Por su intermedio supe de los orígenes y retos de liderar una institución de estas dimensiones durante su primera década de formación, por lo que conozco de primera fuente la legitimidad política sobre la cual el BID cimentó su despegue.
Sin embargo, este precedente se ha roto. Como sabemos, en junio de este año y en plena pandemia, Donald Trump propuso como candidato a presidente del BID al estadounidense Mauricio Claver-Carone, y convocó a una elección cuestionable para este 12 de septiembre. Un gesto de irrupción política, sustentado en ignorar acuerdos históricamente reconocidos desde la primera Asamblea de Gobernadores del BID, en febrero de 1960. Por eso se han registrado tantas reacciones en contra, entre ellas, la de un grupo de expresidentes, quienes denunciamos esta inaceptable irregularidad a mediados de junio.

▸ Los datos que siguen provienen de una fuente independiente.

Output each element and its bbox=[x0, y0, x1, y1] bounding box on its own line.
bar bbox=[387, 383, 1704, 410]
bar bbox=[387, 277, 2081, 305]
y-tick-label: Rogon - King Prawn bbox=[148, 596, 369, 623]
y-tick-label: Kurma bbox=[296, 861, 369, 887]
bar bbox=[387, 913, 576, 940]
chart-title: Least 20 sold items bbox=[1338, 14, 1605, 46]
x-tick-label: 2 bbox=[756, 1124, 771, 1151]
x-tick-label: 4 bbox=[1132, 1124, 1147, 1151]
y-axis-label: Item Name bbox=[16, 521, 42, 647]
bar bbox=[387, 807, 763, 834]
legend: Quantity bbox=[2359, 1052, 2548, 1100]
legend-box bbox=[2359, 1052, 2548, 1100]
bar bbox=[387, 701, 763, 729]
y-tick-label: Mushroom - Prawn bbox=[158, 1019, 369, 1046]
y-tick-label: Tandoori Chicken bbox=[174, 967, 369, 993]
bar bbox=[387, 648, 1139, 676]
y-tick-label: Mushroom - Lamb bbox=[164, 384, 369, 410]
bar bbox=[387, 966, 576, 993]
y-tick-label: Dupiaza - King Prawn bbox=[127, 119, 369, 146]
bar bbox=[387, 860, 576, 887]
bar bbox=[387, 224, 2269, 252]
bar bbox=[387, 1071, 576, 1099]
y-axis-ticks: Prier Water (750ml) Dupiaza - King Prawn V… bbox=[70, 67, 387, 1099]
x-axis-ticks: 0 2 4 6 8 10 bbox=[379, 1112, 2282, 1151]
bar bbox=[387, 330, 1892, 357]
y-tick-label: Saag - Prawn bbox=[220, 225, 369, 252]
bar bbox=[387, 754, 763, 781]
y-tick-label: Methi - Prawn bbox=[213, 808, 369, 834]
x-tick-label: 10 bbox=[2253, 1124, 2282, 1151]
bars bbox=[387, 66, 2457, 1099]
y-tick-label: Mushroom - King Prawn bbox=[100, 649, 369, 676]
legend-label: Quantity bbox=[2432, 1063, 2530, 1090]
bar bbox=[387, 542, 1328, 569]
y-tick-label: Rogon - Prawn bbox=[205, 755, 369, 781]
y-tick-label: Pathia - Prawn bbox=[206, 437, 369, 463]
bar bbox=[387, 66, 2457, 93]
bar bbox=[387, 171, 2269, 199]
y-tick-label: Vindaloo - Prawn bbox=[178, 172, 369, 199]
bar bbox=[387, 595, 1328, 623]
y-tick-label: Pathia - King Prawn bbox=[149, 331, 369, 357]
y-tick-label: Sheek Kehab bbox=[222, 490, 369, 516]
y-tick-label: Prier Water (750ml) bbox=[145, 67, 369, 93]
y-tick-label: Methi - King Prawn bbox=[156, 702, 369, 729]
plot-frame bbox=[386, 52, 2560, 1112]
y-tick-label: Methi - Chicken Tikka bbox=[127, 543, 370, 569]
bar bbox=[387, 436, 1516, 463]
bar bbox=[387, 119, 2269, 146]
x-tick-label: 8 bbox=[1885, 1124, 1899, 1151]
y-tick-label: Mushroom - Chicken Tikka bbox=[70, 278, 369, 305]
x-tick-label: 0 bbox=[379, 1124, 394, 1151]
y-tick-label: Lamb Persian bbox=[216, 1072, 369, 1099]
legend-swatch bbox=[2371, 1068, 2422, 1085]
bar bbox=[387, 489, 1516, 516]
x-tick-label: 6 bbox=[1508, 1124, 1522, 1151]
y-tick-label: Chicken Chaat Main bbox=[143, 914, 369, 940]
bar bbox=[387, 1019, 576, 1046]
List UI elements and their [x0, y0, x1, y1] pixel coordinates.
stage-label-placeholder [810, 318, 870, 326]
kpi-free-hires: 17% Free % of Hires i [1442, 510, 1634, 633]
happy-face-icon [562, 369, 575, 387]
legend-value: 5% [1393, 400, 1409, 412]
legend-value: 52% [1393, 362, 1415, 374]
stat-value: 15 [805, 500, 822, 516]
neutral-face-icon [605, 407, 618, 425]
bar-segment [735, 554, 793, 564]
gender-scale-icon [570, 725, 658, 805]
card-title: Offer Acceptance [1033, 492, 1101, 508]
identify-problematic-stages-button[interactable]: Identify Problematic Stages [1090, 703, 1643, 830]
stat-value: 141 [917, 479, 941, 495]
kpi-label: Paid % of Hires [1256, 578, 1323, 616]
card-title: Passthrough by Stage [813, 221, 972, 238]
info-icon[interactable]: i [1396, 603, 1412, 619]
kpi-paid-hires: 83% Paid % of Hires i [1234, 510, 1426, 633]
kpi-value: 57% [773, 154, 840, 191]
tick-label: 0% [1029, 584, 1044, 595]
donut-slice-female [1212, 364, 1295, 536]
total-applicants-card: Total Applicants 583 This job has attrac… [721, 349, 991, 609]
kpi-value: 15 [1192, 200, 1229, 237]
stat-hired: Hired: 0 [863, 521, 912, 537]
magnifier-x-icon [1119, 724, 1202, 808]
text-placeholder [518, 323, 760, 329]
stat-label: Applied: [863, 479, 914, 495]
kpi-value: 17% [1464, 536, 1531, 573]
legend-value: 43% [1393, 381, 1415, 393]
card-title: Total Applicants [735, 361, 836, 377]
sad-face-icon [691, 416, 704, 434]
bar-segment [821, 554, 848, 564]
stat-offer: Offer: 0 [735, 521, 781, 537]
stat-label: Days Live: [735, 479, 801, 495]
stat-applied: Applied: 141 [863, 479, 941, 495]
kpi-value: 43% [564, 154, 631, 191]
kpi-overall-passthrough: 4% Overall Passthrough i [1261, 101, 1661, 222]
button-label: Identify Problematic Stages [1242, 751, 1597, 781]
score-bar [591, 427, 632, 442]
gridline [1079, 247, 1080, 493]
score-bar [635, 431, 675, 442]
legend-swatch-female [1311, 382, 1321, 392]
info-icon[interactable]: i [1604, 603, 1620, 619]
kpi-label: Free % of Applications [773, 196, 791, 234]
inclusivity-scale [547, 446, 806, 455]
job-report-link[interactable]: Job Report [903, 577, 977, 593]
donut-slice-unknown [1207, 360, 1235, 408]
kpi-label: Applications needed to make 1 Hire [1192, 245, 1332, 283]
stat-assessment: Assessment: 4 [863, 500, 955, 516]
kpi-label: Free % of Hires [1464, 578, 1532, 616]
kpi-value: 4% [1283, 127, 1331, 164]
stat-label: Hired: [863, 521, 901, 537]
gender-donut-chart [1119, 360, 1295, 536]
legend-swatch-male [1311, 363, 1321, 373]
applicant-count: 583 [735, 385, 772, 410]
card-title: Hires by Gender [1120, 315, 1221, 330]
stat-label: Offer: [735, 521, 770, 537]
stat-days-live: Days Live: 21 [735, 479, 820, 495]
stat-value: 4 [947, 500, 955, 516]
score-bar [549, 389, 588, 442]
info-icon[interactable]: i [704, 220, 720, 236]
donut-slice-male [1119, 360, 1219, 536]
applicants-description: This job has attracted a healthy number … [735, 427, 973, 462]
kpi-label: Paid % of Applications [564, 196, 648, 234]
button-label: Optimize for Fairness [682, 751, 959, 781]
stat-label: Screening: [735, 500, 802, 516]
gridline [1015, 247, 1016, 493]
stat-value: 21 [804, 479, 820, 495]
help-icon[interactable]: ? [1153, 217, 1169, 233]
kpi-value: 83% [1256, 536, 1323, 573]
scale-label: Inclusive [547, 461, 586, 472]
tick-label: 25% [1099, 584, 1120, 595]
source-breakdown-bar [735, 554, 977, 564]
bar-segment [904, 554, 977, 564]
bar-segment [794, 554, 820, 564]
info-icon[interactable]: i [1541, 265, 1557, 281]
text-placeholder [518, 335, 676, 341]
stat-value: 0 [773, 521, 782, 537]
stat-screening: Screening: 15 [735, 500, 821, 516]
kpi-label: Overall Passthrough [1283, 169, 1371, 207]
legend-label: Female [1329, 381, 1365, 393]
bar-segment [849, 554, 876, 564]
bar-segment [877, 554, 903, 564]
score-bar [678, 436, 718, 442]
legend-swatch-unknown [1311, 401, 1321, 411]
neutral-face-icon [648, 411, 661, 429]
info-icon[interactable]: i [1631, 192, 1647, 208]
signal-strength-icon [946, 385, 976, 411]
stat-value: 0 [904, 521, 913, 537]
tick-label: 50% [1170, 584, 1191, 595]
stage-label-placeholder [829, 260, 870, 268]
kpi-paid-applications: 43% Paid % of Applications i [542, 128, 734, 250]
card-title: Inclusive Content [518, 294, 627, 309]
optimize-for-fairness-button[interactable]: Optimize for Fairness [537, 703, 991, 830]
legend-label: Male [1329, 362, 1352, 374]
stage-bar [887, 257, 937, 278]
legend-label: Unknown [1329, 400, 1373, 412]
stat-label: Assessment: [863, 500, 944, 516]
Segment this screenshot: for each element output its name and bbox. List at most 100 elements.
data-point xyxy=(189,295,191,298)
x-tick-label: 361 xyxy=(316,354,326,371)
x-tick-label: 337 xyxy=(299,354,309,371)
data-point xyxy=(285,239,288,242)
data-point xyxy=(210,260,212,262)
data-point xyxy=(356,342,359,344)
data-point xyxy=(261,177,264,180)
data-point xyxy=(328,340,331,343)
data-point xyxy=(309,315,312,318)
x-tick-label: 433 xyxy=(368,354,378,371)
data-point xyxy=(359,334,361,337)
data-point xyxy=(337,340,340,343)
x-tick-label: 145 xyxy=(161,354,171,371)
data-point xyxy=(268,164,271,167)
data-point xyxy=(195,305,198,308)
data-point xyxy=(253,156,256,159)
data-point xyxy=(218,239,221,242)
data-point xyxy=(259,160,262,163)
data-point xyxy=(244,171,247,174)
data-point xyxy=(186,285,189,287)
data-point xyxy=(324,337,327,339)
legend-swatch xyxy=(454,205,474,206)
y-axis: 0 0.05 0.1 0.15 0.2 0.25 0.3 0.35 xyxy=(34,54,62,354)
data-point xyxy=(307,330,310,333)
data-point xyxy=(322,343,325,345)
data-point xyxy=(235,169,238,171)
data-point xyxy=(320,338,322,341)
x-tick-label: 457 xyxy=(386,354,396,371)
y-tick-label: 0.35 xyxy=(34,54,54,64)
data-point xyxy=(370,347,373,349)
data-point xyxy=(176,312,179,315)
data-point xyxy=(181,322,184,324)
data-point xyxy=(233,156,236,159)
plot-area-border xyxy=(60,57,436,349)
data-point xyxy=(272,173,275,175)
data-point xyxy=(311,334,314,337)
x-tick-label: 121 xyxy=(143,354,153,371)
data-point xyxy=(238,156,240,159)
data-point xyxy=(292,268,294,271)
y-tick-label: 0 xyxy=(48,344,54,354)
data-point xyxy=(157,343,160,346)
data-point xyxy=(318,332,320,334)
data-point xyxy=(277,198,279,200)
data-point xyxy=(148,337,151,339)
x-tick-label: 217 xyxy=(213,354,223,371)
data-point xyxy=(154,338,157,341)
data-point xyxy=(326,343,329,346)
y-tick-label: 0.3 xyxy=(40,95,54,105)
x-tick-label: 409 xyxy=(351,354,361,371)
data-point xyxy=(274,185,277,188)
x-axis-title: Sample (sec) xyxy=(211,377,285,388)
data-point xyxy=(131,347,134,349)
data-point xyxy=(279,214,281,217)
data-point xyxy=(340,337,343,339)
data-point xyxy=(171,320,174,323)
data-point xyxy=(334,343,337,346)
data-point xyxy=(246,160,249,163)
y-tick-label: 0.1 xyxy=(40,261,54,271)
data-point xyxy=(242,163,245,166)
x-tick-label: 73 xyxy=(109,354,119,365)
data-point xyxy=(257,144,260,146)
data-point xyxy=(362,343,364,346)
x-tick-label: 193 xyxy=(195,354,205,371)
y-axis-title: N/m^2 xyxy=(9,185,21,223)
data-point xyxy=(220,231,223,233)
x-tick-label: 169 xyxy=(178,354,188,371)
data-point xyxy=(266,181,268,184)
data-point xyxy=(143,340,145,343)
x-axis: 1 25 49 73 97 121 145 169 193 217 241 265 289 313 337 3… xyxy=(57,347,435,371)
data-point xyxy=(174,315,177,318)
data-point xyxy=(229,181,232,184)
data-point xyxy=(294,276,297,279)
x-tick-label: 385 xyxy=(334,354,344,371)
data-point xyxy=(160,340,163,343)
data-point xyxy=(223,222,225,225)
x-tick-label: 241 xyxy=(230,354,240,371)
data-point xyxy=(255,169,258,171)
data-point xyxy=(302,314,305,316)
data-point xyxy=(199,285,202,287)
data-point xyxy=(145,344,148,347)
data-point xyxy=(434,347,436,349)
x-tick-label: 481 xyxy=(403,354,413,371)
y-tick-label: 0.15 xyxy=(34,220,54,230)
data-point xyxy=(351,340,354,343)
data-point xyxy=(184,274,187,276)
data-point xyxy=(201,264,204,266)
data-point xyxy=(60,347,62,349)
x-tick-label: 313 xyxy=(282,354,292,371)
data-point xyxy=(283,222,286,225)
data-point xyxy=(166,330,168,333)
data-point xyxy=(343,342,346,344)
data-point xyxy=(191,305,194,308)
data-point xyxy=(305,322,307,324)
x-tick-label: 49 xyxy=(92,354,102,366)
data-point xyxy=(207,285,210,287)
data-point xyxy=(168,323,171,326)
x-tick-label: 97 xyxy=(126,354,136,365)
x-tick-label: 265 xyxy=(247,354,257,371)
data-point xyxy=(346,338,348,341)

Ahora, con fundamentos históricos, hemos señalado que estamos frente a un hecho carente de validez política y jurídicamente cuestionable.
La Asamblea General de Naciones Unidas, en Resolución 73/203 de 20 de diciembre de 2018, definió que los actos convertidos en costumbre y consentidos por todas las partes de un acuerdo constituyen derecho. Allí se codificaron los criterios para proceder a la determinación de lo que es “derecho internacional consuetudinario”. El contundente informe jurídico, emitido recientemente por James Spinner –de larga trayectoria en el BID y del cual llegó a ser director de su Departamento Legal–, y por Eugenio Díaz-Bonilla –también de una sólida historia del BID–, señala que si nunca se definió la nacionalidad que debía tener el presidente del banco, pero el contexto y la práctica de todos sus miembros, incluido EE.UU., llevaron a que ese cargo siempre fuera ocupado por un latinoamericano, dejando la vicepresidencia para un norteamericano, ello constituye un antecedente de derecho internacional. Y, en consecuencia, todo cambio a esa norma debe pasar previamente por el conocimiento y decisión de la Asamblea de Gobernadores del banco.
Así, por historia y por derecho, lo que cabe es postergar esa elección para la próxima Asamblea de Gobernadores, ya convocada para marzo de 2021, y allí debatirlo todo. Si la elección se impone, más pronto que tarde será declarada nula. Lo que está en juego no es sólo el futuro del BID, sino el devenir de la convivencia hemisférica y, por cierto, de nuestra propia convivencia latinoamericana y su dignidad.